Vor Merkels Reise in die Türkei: Wenn Flüchtlinge die Last der anderen sind

Der EU-Flüchtlingspakt mit der Türkei war eine Idee der Bundeskanzlerin. Daher liegt Angela Merkels Reise nach Gaziantep im Südosten der Türkei in der Logik des Geschehens. Ein Kommentar.

Am Samstag fährt Angela Merkel in die Türkei, und es wird nicht um Böhmermann und die Grenzen der Satire gehen, sondern um andere Frontlinien. Die Kanzlerin besucht die südosttürkische Stadt Gaziantep in einer Region, in der fast 340.000 Flüchtlinge aus Syrien leben, 50.000 davon in Camps.

Die weit überwiegende Zahl der heimatlos gewordenen Menschen hat sich aber selbst Unterkünfte und Beschäftigung gesucht, um dort und am Leben zu bleiben – in der Hoffnung, irgendwann in ein dann nicht mehr vom Bürgerkrieg zerrissenes, sondern zumindest notdürftig befriedetes Syrien zurückkehren zu können.

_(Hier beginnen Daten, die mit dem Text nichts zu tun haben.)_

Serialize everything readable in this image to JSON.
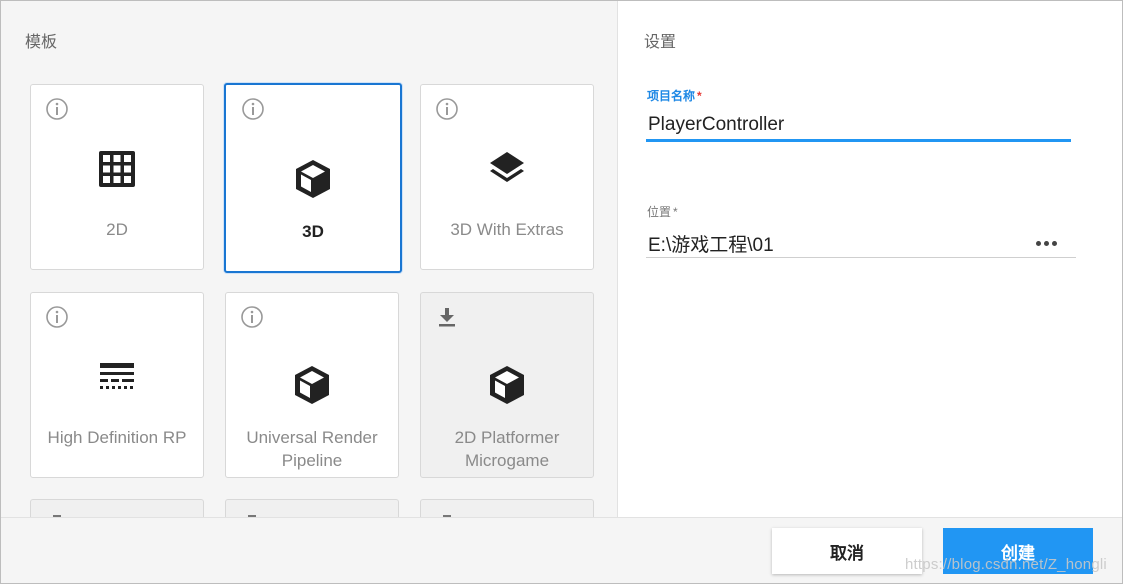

Da dieser Friede aber auch weit von der türkisch-syrischen Grenze, am Wiener Verhandlungshorizont, nicht einmal in Umrissen erkennbar ist, wird der Weg der Flüchtenden auf absehbare Zeit nicht zurück, Richtung Südosten, sondern Richtung Europa verlaufen. Deshalb wird Angela Merkel kommen und sich selbst überzeugen, dass die Flüchtlinge so untergebracht sind, dass der Deal zwischen der Türkei und der Europäischen Union über Rücknahme und Verteilung von Geflohenen auch gangbar, gegenüber Menschenrechtsorganisationen und Weltflüchtlingswerk zudem vertretbar ist.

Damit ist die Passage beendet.